To conjure someone up is to refuse citation's limpid omnidirectionality, to refute the mobility of the intertext; to conjure here would be to make flesh of the word, to transmute that brutal fixity of media that has dogged late Western modernity in a return to a kind of fitful tracing, a melancholy dance of meanings, traces, marks, humours. What are the traces and humours that we seek to intensify, to underline, mark out when we, to put it rather blandly, 'miss' someone? Voice certainly, but also the tiny metonyms of the blessed habitus in absentia: a smell, a fabric, a scarf, a handbag. The colour of the hair, a simple gesture, a posture – they can all take on an extraordinary intensity and stand in for the whole, or for other missing pieces of the habitus. These details, poised precariously, then, between metonym and synechdoche, are the stuff of melancholy recollection.

This is in some sense about a melancholy materialism, the yearning for the matter that has dissipated, but which holds impressive and palpable sway over the symbolic universie it has abandoned. In a certain sense, it becomes more vivid for a while, operates wih more efficiency precisiely for for being absent. To conjure in this sense, so antithetical to citation, so at odds with that comfortable textuality of citation, is to bypass the logic of symbolisation altogether.
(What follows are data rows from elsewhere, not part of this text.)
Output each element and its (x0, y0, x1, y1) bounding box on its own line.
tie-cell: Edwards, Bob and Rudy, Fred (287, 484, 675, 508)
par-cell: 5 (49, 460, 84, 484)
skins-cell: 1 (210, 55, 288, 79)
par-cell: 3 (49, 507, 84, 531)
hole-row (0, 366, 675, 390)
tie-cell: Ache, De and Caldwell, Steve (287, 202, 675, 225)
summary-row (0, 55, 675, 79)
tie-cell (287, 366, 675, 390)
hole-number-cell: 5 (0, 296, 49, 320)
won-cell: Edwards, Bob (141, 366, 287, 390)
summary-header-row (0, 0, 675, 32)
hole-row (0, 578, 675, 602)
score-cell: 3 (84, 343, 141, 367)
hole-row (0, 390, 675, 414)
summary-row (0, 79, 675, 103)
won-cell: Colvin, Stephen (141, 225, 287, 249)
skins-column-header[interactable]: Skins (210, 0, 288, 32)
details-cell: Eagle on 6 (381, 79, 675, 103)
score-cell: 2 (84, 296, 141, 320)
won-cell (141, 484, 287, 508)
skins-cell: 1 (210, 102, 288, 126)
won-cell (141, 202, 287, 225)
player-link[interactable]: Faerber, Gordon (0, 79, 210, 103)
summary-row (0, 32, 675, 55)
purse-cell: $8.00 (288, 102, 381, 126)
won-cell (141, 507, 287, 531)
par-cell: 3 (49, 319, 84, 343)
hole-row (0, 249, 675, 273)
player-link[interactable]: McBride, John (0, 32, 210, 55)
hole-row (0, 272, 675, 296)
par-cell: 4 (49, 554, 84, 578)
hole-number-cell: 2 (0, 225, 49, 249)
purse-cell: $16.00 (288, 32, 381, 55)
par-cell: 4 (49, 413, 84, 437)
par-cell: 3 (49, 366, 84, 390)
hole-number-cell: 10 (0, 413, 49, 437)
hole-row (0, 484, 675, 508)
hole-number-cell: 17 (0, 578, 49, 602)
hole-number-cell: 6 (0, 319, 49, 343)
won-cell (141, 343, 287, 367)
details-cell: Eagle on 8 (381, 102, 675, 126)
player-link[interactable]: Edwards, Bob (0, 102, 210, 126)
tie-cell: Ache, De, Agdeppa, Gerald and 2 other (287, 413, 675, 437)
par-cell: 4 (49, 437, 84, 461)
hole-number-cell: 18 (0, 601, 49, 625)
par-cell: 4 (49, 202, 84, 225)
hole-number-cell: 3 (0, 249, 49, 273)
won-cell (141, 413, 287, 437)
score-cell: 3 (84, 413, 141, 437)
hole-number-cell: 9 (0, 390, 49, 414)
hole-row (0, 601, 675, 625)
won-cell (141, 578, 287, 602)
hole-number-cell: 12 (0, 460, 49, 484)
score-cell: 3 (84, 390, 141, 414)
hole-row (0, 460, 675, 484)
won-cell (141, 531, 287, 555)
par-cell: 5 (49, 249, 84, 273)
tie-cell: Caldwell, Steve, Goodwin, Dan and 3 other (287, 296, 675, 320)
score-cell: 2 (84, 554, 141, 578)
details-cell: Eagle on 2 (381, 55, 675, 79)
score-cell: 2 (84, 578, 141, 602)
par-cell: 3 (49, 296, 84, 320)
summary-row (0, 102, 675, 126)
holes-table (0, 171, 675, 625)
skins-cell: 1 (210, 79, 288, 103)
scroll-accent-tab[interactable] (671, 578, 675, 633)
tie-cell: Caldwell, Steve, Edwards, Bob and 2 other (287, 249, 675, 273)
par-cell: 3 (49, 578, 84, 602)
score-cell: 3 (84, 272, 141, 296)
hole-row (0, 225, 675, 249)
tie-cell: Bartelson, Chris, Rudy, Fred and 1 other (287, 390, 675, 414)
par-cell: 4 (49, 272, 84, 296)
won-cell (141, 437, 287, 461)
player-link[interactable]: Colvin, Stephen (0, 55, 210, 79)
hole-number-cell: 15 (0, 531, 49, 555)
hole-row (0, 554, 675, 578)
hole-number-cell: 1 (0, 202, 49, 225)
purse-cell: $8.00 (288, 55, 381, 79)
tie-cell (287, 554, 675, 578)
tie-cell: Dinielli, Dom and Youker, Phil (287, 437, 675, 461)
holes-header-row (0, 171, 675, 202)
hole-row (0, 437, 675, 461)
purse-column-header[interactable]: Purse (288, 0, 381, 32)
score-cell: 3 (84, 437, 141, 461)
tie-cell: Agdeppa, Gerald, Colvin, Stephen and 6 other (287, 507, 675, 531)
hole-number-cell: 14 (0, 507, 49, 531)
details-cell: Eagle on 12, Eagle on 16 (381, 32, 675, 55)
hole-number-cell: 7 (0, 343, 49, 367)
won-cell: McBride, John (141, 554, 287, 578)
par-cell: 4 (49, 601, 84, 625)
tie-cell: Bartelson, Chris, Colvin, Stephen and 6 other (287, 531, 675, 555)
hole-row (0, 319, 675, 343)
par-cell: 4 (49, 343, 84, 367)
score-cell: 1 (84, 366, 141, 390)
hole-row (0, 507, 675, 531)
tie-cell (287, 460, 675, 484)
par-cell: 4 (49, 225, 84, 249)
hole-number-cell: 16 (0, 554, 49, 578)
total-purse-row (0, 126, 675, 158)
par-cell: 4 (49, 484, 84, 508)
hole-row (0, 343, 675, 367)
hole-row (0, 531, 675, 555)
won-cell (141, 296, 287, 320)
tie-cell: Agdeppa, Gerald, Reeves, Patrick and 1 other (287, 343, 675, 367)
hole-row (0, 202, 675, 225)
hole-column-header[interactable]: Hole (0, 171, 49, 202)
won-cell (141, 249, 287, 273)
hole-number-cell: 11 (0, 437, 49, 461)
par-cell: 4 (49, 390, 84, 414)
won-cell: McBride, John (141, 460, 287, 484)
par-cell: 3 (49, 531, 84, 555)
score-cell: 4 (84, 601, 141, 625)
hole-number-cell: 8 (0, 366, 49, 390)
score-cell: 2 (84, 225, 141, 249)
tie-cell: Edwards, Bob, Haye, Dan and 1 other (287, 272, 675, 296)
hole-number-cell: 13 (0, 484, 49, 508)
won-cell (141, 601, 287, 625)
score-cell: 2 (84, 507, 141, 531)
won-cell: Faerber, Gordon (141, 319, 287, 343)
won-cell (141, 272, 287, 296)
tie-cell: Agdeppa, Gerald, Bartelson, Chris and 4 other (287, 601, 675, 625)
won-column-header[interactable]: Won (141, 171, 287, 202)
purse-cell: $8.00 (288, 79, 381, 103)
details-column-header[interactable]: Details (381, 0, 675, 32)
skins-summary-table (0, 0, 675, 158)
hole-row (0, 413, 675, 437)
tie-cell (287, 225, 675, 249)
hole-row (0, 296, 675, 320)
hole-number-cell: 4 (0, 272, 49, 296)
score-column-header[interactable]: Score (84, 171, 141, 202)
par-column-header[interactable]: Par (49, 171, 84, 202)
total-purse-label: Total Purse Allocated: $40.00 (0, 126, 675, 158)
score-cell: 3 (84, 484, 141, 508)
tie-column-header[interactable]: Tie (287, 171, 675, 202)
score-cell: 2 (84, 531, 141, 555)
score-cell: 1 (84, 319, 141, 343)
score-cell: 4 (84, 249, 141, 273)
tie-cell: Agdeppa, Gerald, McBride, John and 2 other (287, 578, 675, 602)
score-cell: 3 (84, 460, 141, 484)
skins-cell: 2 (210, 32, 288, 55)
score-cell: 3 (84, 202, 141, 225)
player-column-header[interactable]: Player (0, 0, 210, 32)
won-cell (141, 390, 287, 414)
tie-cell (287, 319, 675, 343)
It is as if one were able to suspend the symbolic universe, crack it open with a supreme effort of will and MAKE IT SO, make it that you never left, never died, never abandoned.

This melancholy materialism is thus also constituted around a strangely comforting atavism, a deliberate weakening of the the division that seems to separate  presence and absence, perhaps our primary means of ordering our world and also the primary means by which symbolisation is put to work.

It is the angry and whistful anguish at that order's brutal division of absence and presence that drives the grief one feels at loss and which makes conjuring so important. To remember in this way, in this melancholy materialism of absence, is, in a very important and palpable sense, to experience the truth of leftism: it is born of a mourning, of sadness and melancholy, of wanting things to be as they were or as they might be.

This melancholy is the curse of the left but it is what feeds it, powers it, gives it life.